Litigation before the ICJ and ECtHR takes a notoriously long time, and it will be some years before any substantive judgment on the merits of these cases is given. However, these initial orders against Russia issued by both courts are likely what Ukraine really sought, at least for now. Such clear denunciations of Russia’s actions from international courts add to the political and diplomatic pressure exerted on Russia.
International Criminal Court
In addition to Russia’s responsibility as a State for its various violations of international law, the International Criminal Court (ICC) Prosecutor confirmed soon after the February invasion that he was opening an investigation into alleged international crimes committed on Ukraine’s territory, based on Ukraine’s earlier acceptances of the Court’s jurisdiction in 2014 and 2015. We have seen many reports alleging war crimes during the conflict. These include reports of attacks on medical facilities such as the maternity and children’s hospital in Mariupol, murder and sexual violence in Russian controlled areas, and the killing of civilians in Bucha. International efforts at evidence gathering are already underway and include the newly-created UN International Commission of Inquiry and the recent report of the Mission of Experts established under the OSCE’s Moscow Mechanism.
Again, however, there are many obstacles, both legal and practical, to accountability. With respect to legal obstacles, prosecuting military and political leaders for their roles, in addition to individual soldiers, poses difficulties. Establishing the individual responsibility of political or military leaders requires evidencing either an order to commit international crimes (Art. 25(3)(b) of the Rome Statute) or knowledge/willful blindness of those crimes as well as a failure to take reasonable and necessary measures to prevent or respond to them (Art. 28 of the Rome Statute). Given the widespread reporting of alleged war crimes, together with examples of Russia’s blanket denials in response, there does appear to be some evidence of willful blindness and failure to take reasonable measures.
However, the ICC could not, of course, prosecute President Putin or other Russian political or military leaders for the crime of aggression, given that Russia itself is a party neither to the Rome Statute nor to the Kampala amendments on aggression (a limitation on the power of the ICC supported by a number of States, including the United Kingdom).
Regarding practical obstacles, as is frequently the case, the ICC would no doubt struggle to gain custody of defendants even after evidence has been collected and arrest warrants issued. The widespread political support for prosecutions for war crimes in Ukraine might offer some help with this, as there is more likely to be cooperation with the ICC and transfer of defendants to the Court should they travel to another State. Yet this will further delay trials proceeding.

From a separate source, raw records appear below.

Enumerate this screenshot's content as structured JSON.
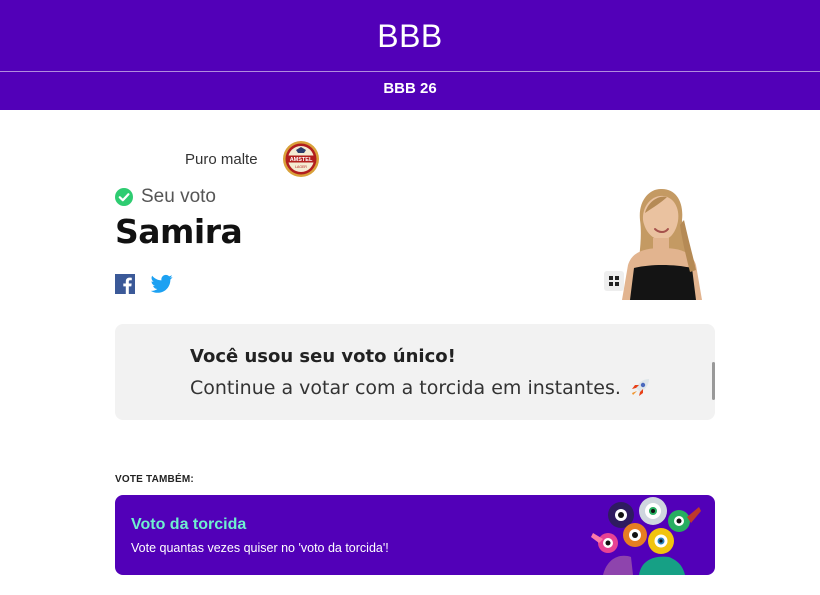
{
  "header": {
    "brand": "BBB",
    "subnav_title": "BBB 26",
    "color": "#5200b8"
  },
  "sponsor": {
    "label": "Puro malte",
    "logo_name": "amstel-logo"
  },
  "vote": {
    "status_label": "Seu voto",
    "status_icon": "check-circle-icon",
    "status_color": "#2ecc71",
    "candidate": "Samira"
  },
  "share": {
    "icons": [
      "facebook-icon",
      "twitter-icon"
    ]
  },
  "notice": {
    "title": "Você usou seu voto único!",
    "text": "Continue a votar com a torcida em instantes.",
    "icon": "rocket-icon"
  },
  "vote_also": {
    "label": "VOTE TAMBÉM:",
    "card_title": "Voto da torcida",
    "card_text": "Vote quantas vezes quiser no 'voto da torcida'!",
    "title_color": "#6ff0cf"
  }
}
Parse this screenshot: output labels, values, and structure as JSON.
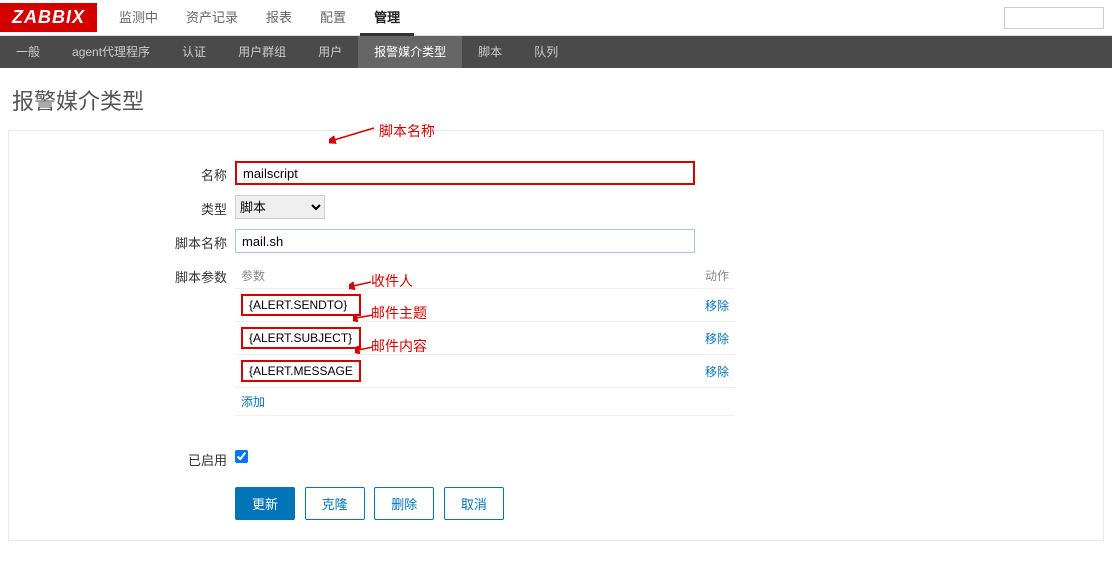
{
  "logo": "ZABBIX",
  "topNav": {
    "items": [
      "监测中",
      "资产记录",
      "报表",
      "配置",
      "管理"
    ],
    "activeIndex": 4
  },
  "subNav": {
    "items": [
      "一般",
      "agent代理程序",
      "认证",
      "用户群组",
      "用户",
      "报警媒介类型",
      "脚本",
      "队列"
    ],
    "activeIndex": 5
  },
  "pageTitle": "报警媒介类型",
  "form": {
    "nameLabel": "名称",
    "nameValue": "mailscript",
    "typeLabel": "类型",
    "typeValue": "脚本",
    "scriptNameLabel": "脚本名称",
    "scriptNameValue": "mail.sh",
    "scriptParamsLabel": "脚本参数",
    "paramsHeaderParam": "参数",
    "paramsHeaderAction": "动作",
    "params": [
      {
        "value": "{ALERT.SENDTO}"
      },
      {
        "value": "{ALERT.SUBJECT}"
      },
      {
        "value": "{ALERT.MESSAGE}"
      }
    ],
    "removeLabel": "移除",
    "addLabel": "添加",
    "enabledLabel": "已启用",
    "enabled": true
  },
  "buttons": {
    "update": "更新",
    "clone": "克隆",
    "delete": "删除",
    "cancel": "取消"
  },
  "annotations": {
    "scriptName": "脚本名称",
    "recipient": "收件人",
    "subject": "邮件主题",
    "content": "邮件内容"
  }
}
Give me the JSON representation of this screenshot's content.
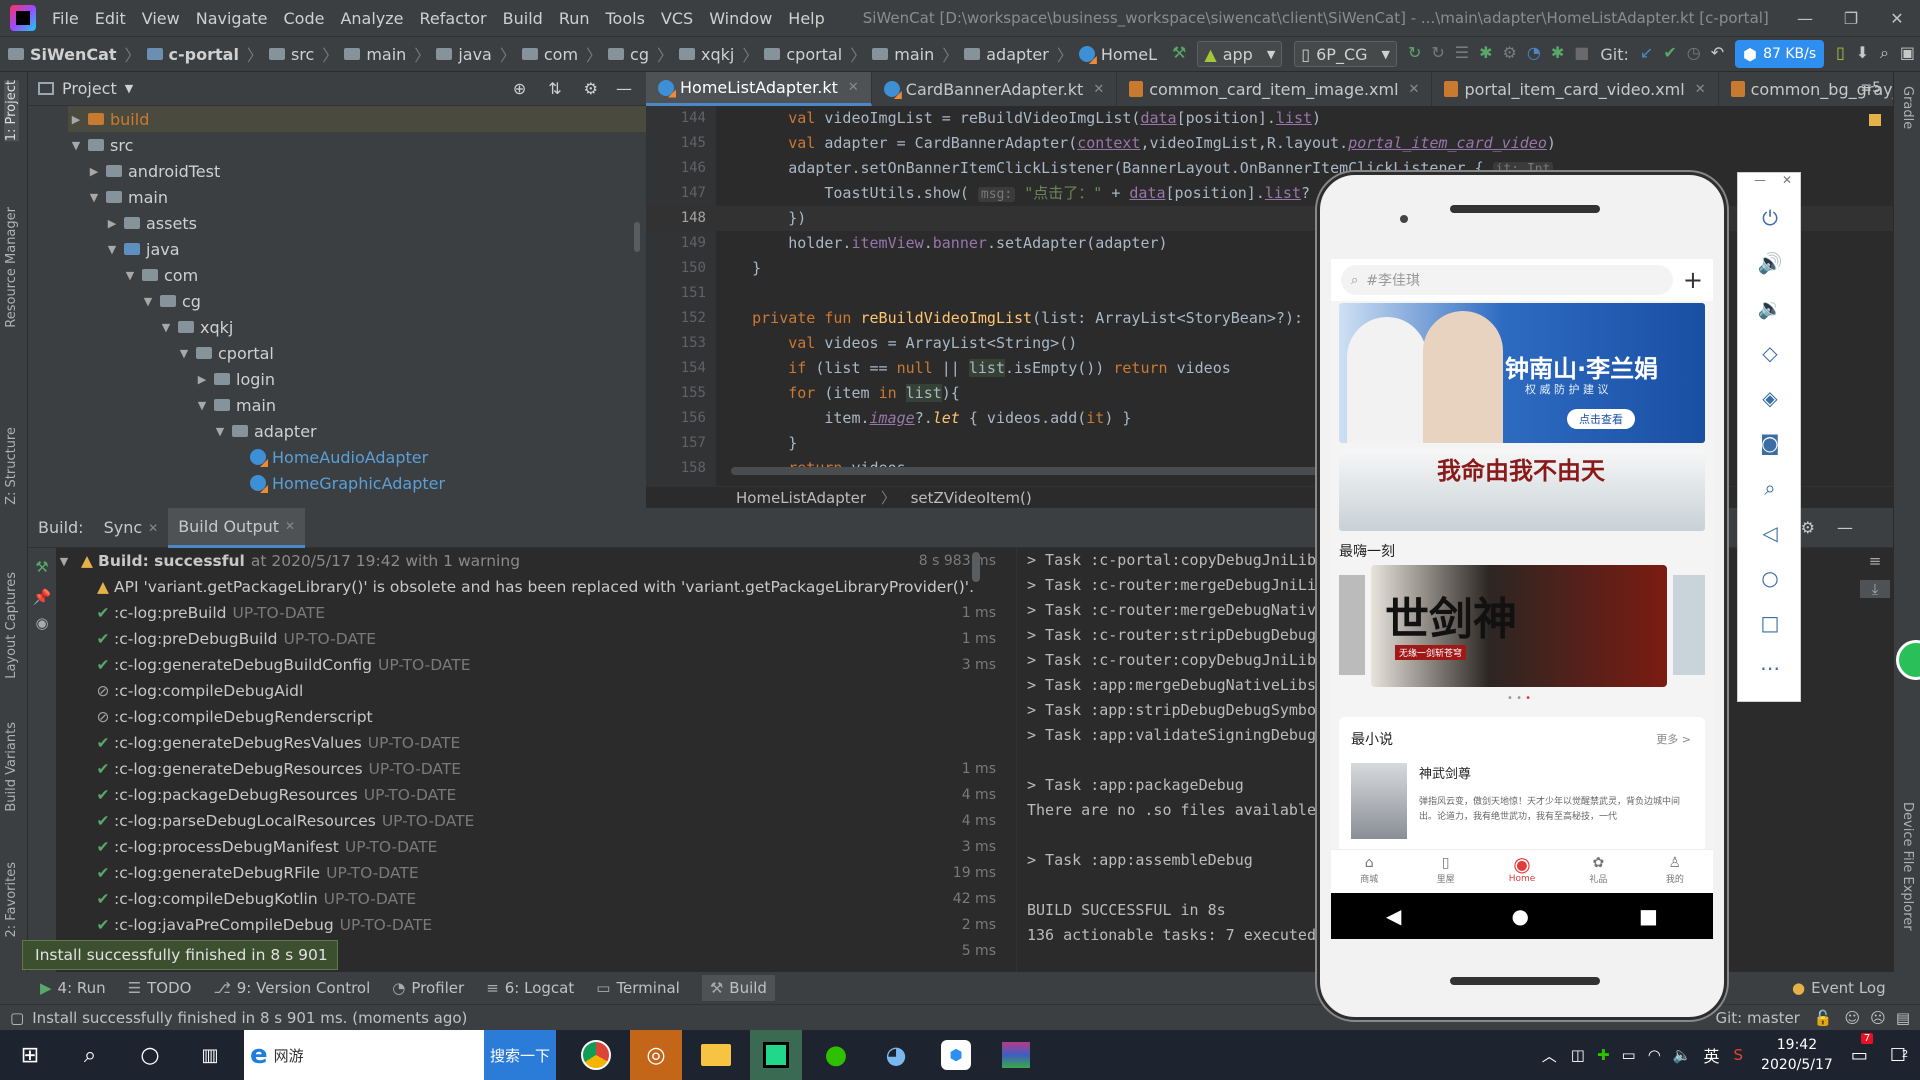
{
  "ide": {
    "menu": [
      "File",
      "Edit",
      "View",
      "Navigate",
      "Code",
      "Analyze",
      "Refactor",
      "Build",
      "Run",
      "Tools",
      "VCS",
      "Window",
      "Help"
    ],
    "window_title": "SiWenCat [D:\\workspace\\business_workspace\\siwencat\\client\\SiWenCat] - ...\\main\\adapter\\HomeListAdapter.kt [c-portal]",
    "breadcrumbs": [
      "SiWenCat",
      "c-portal",
      "src",
      "main",
      "java",
      "com",
      "cg",
      "xqkj",
      "cportal",
      "main",
      "adapter",
      "HomeL"
    ],
    "run_config": "app",
    "device": "6P_CG",
    "git_label": "Git:",
    "network_speed": "87 KB/s",
    "project_panel_title": "Project",
    "left_strip": [
      "1: Project",
      "Resource Manager",
      "Z: Structure",
      "Layout Captures",
      "Build Variants",
      "2: Favorites"
    ],
    "right_strip": [
      "Gradle",
      "Device File Explorer"
    ],
    "tree": [
      {
        "label": "build",
        "indent": 0,
        "arrow": "▶",
        "type": "orange"
      },
      {
        "label": "src",
        "indent": 0,
        "arrow": "▼",
        "type": "folder"
      },
      {
        "label": "androidTest",
        "indent": 1,
        "arrow": "▶",
        "type": "folder"
      },
      {
        "label": "main",
        "indent": 1,
        "arrow": "▼",
        "type": "folder"
      },
      {
        "label": "assets",
        "indent": 2,
        "arrow": "▶",
        "type": "folder"
      },
      {
        "label": "java",
        "indent": 2,
        "arrow": "▼",
        "type": "blue"
      },
      {
        "label": "com",
        "indent": 3,
        "arrow": "▼",
        "type": "folder"
      },
      {
        "label": "cg",
        "indent": 4,
        "arrow": "▼",
        "type": "folder"
      },
      {
        "label": "xqkj",
        "indent": 5,
        "arrow": "▼",
        "type": "folder"
      },
      {
        "label": "cportal",
        "indent": 6,
        "arrow": "▼",
        "type": "folder"
      },
      {
        "label": "login",
        "indent": 7,
        "arrow": "▶",
        "type": "folder"
      },
      {
        "label": "main",
        "indent": 7,
        "arrow": "▼",
        "type": "folder"
      },
      {
        "label": "adapter",
        "indent": 8,
        "arrow": "▼",
        "type": "folder"
      },
      {
        "label": "HomeAudioAdapter",
        "indent": 9,
        "arrow": "",
        "type": "kt"
      },
      {
        "label": "HomeGraphicAdapter",
        "indent": 9,
        "arrow": "",
        "type": "kt"
      }
    ],
    "editor_tabs": [
      {
        "label": "HomeListAdapter.kt",
        "type": "kt",
        "active": true
      },
      {
        "label": "CardBannerAdapter.kt",
        "type": "kt",
        "active": false
      },
      {
        "label": "common_card_item_image.xml",
        "type": "xml",
        "active": false
      },
      {
        "label": "portal_item_card_video.xml",
        "type": "xml",
        "active": false
      },
      {
        "label": "common_bg_gray_circle",
        "type": "xml",
        "active": false
      }
    ],
    "tabs_overflow": "≡5",
    "line_numbers": [
      "144",
      "145",
      "146",
      "147",
      "148",
      "149",
      "150",
      "151",
      "152",
      "153",
      "154",
      "155",
      "156",
      "157",
      "158"
    ],
    "editor_breadcrumb": [
      "HomeListAdapter",
      "setZVideoItem()"
    ],
    "build_tabs": [
      "Build:",
      "Sync",
      "Build Output"
    ],
    "build_summary": {
      "status": "Build: successful",
      "detail": "at 2020/5/17 19:42 with 1 warning",
      "time": "8 s 983 ms"
    },
    "build_warning": "API 'variant.getPackageLibrary()' is obsolete and has been replaced with 'variant.getPackageLibraryProvider()'.",
    "build_rows": [
      {
        "icon": "ok",
        "task": ":c-log:preBuild",
        "state": "UP-TO-DATE",
        "ms": "1 ms"
      },
      {
        "icon": "ok",
        "task": ":c-log:preDebugBuild",
        "state": "UP-TO-DATE",
        "ms": "1 ms"
      },
      {
        "icon": "ok",
        "task": ":c-log:generateDebugBuildConfig",
        "state": "UP-TO-DATE",
        "ms": "3 ms"
      },
      {
        "icon": "skip",
        "task": ":c-log:compileDebugAidl",
        "state": "",
        "ms": ""
      },
      {
        "icon": "skip",
        "task": ":c-log:compileDebugRenderscript",
        "state": "",
        "ms": ""
      },
      {
        "icon": "ok",
        "task": ":c-log:generateDebugResValues",
        "state": "UP-TO-DATE",
        "ms": ""
      },
      {
        "icon": "ok",
        "task": ":c-log:generateDebugResources",
        "state": "UP-TO-DATE",
        "ms": "1 ms"
      },
      {
        "icon": "ok",
        "task": ":c-log:packageDebugResources",
        "state": "UP-TO-DATE",
        "ms": "4 ms"
      },
      {
        "icon": "ok",
        "task": ":c-log:parseDebugLocalResources",
        "state": "UP-TO-DATE",
        "ms": "4 ms"
      },
      {
        "icon": "ok",
        "task": ":c-log:processDebugManifest",
        "state": "UP-TO-DATE",
        "ms": "3 ms"
      },
      {
        "icon": "ok",
        "task": ":c-log:generateDebugRFile",
        "state": "UP-TO-DATE",
        "ms": "19 ms"
      },
      {
        "icon": "ok",
        "task": ":c-log:compileDebugKotlin",
        "state": "UP-TO-DATE",
        "ms": "42 ms"
      },
      {
        "icon": "ok",
        "task": ":c-log:javaPreCompileDebug",
        "state": "UP-TO-DATE",
        "ms": "2 ms"
      },
      {
        "icon": "ok",
        "task": "hJavac",
        "state": "UP-TO-DATE",
        "ms": "5 ms"
      }
    ],
    "console_lines": [
      "> Task :c-portal:copyDebugJniLibsP",
      "> Task :c-router:mergeDebugJniLibFo",
      "> Task :c-router:mergeDebugNativeLi",
      "> Task :c-router:stripDebugDebugSym",
      "> Task :c-router:copyDebugJniLibsPr",
      "> Task :app:mergeDebugNativeLibs UP",
      "> Task :app:stripDebugDebugSymbols U",
      "> Task :app:validateSigningDebug UP",
      "",
      "> Task :app:packageDebug",
      "There are no .so files available to",
      "",
      "> Task :app:assembleDebug",
      "",
      "BUILD SUCCESSFUL in 8s",
      "136 actionable tasks: 7 executed, 1"
    ],
    "tooltip": "Install successfully finished in 8 s 901 ms.",
    "bottom_tools": [
      "4: Run",
      "TODO",
      "9: Version Control",
      "Profiler",
      "6: Logcat",
      "Terminal",
      "Build"
    ],
    "event_log": "Event Log",
    "status_text": "Install successfully finished in 8 s 901 ms. (moments ago)",
    "git_branch": "Git: master"
  },
  "phone_app": {
    "search_placeholder": "#李佳琪",
    "banner_title": "钟南山·李兰娟",
    "banner_subtitle": "权 威 防 护 建 议",
    "banner_button": "点击查看",
    "banner2_text": "我命由我不由天",
    "section1": "最嗨一刻",
    "card_title": "世剑神",
    "card_sub": "无缘一剑斩苍穹",
    "section2": "最小说",
    "more": "更多 >",
    "novel_title": "神武剑尊",
    "novel_desc": "弹指风云变，傲剑天地惊！天才少年以觉醒禁武灵，背负边城中间出。论道力，我有绝世武功，我有至高秘技，一代",
    "nav": [
      "商城",
      "里屋",
      "Home",
      "礼品",
      "我的"
    ]
  },
  "taskbar": {
    "search_text": "网游",
    "search_button": "搜索一下",
    "time": "19:42",
    "date": "2020/5/17",
    "ime": "英",
    "notif_count": "7",
    "notif_badge2": "2"
  },
  "colors": {
    "accent": "#4a88c7",
    "ok": "#59a869",
    "warn": "#e5b24a",
    "phone_nav_active": "#e23b3b"
  }
}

Though a Special Tribunal to prosecute the Russian leadership for aggression in Ukraine has been proposed, and a domestic Ukrainian “special mechanism” to prosecute international crimes is being established, it is not clear that these would overcome the obstacles already faced by the ICC.
A long road ahead
Many obstacles lie on the path to accountability for international law violations in Ukraine. However, the speed with which these international courts have initiated their proceedings does offer some hope, and in the short-term they add to the political pressure on Russia. This immediate political pressure should not be under-estimated, and it contributes to Ukraine’s diplomatic retaliation. In the long-term, while one should not dismiss the possibility of international courts contributing to a resolution of armed conflict, Russia’s refusal to participate in the initial ICJ hearings on provisional measures (instead submitting a note setting out its position), and its indication that it may also refuse to participate in any future proceedings, could severely limit the ability of the Court to act as a forum for genuine dispute resolution.